After getting the ferry to Holyhead, she caught the train to Wrexham, where a friend picked her up and drove her to Shropshire.

But now the strikes have left her stranded.

"The original intention was I was going to travel back after the funeral on Thursday, but obviously that can't now happen because there's no trains," she says.

"So I've had to rejiggle my arrangements. I'm staying with my brother - for who knows how many days until it gets sorted."

Vivienne O'Connor
Vivienne O'Connor isn't sure how she'll get home from her cousin's funeral

Meanwhile, businesses have also been affected by commuters choosing to work from home.

Fabio Manara, who owns a coffee shop in Debden station in Essex, says the strikes have caused him to lose 80% of his business on Tuesday.

The shop is open six days a week and he expects to lose £300 per day due to the strikes.

"I opened two months before the pandemic and got help back then, but there's been so many strikes since then it makes it very hard," he said.

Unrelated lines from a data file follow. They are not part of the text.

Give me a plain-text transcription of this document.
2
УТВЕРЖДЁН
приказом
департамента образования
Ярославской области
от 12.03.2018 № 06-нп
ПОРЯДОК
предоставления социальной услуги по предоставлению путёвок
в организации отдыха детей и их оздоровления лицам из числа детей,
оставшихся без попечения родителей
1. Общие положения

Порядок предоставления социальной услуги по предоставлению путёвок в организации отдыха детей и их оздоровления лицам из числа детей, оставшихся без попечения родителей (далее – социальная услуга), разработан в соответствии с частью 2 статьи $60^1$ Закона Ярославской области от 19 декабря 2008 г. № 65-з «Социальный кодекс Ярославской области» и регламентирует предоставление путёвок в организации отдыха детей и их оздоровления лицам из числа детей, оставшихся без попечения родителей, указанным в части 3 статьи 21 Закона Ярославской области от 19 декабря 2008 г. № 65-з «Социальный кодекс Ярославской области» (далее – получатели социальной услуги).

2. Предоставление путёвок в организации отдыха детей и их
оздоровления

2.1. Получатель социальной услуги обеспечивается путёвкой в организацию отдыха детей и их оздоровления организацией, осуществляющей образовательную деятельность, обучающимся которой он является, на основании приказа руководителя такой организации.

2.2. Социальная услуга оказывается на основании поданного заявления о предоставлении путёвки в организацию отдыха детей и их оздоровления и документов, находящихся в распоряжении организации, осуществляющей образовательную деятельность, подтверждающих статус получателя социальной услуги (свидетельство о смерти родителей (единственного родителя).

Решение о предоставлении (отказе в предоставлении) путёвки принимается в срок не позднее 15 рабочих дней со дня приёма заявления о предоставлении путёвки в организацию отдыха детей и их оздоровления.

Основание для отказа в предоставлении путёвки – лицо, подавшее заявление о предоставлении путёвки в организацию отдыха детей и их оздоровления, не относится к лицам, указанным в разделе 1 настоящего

Another coffee shop owner, John Kelly, who is based at in Farncombe station in Surrey, says the strikes have been "disastrous" for him.

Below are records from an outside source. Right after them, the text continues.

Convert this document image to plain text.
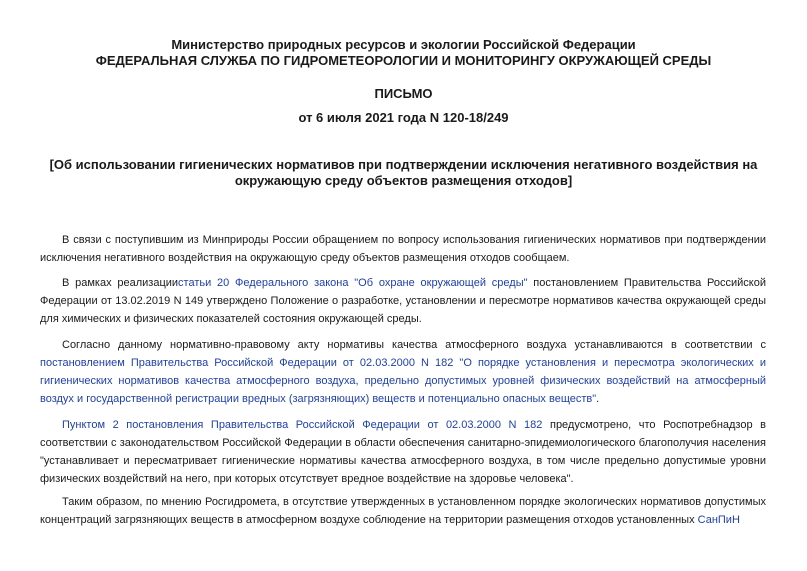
Министерство природных ресурсов и экологии Российской Федерации
ФЕДЕРАЛЬНАЯ СЛУЖБА ПО ГИДРОМЕТЕОРОЛОГИИ И МОНИТОРИНГУ ОКРУЖАЮЩЕЙ СРЕДЫ
ПИСЬМО
от 6 июля 2021 года N 120-18/249
[Об использовании гигиенических нормативов при подтверждении исключения негативного воздействия на
окружающую среду объектов размещения отходов]
В связи с поступившим из Минприроды России обращением по вопросу использования гигиенических нормативов при подтверждении исключения негативного воздействия на окружающую среду объектов размещения отходов сообщаем.
В рамках реализациистатьи 20 Федерального закона "Об охране окружающей среды" постановлением Правительства Российской Федерации от 13.02.2019 N 149 утверждено Положение о разработке, установлении и пересмотре нормативов качества окружающей среды для химических и физических показателей состояния окружающей среды.
Согласно данному нормативно-правовому акту нормативы качества атмосферного воздуха устанавливаются в соответствии с постановлением Правительства Российской Федерации от 02.03.2000 N 182 "О порядке установления и пересмотра экологических и гигиенических нормативов качества атмосферного воздуха, предельно допустимых уровней физических воздействий на атмосферный воздух и государственной регистрации вредных (загрязняющих) веществ и потенциально опасных веществ".
Пунктом 2 постановления Правительства Российской Федерации от 02.03.2000 N 182 предусмотрено, что Роспотребнадзор в соответствии с законодательством Российской Федерации в области обеспечения санитарно-эпидемиологического благополучия населения "устанавливает и пересматривает гигиенические нормативы качества атмосферного воздуха, в том числе предельно допустимые уровни физических воздействий на него, при которых отсутствует вредное воздействие на здоровье человека".
Таким образом, по мнению Росгидромета, в отсутствие утвержденных в установленном порядке экологических нормативов допустимых концентраций загрязняющих веществ в атмосферном воздухе соблюдение на территории размещения отходов установленных СанПиН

"70% of our business is from commuters and if we haven't got that… we're making coffee for ourselves and twiddling our thumbs," he says. "It's quite soul-destroying to be honest."

There's also a ripple effect on businesses based in city centres from workers staying home and leisure plans changing, with the hospitality industry among the worst hit.

UK Hospitality boss Kate Nicholls warned the strikes could cost the sector up to £540m.

Footfall in central London was 27% lower than last Tuesday as of 13:00, according to retail tracker Springboard. In city centres outside the capital, it was 11% lower.

However, footfall in outer London was less impacted, with a fall of only 6%, while for market towns it was down 2%. Diane Wehrle, Insights Director at Springboard, suggested the data reflected how it was easier for people working from home to visit their local high streets during the day.

The RMT union, whose members are striking, has apologised to passengers for the disruption.

However general secretary Mick Lynch says the union's members are "are leading the way for all workers in this country who are sick and tired of having their pay and conditions slashed".

The RMT and railway employers are due to hold fresh talks on Wednesday aimed at resolving the dispute, with the government and railway companies arguing the industry must modernise working practices to survive.

But with more strikes scheduled for Thursday and Saturday - and the rest of the week also affected due to the knock-on impact - the disruption for passengers is set to continue.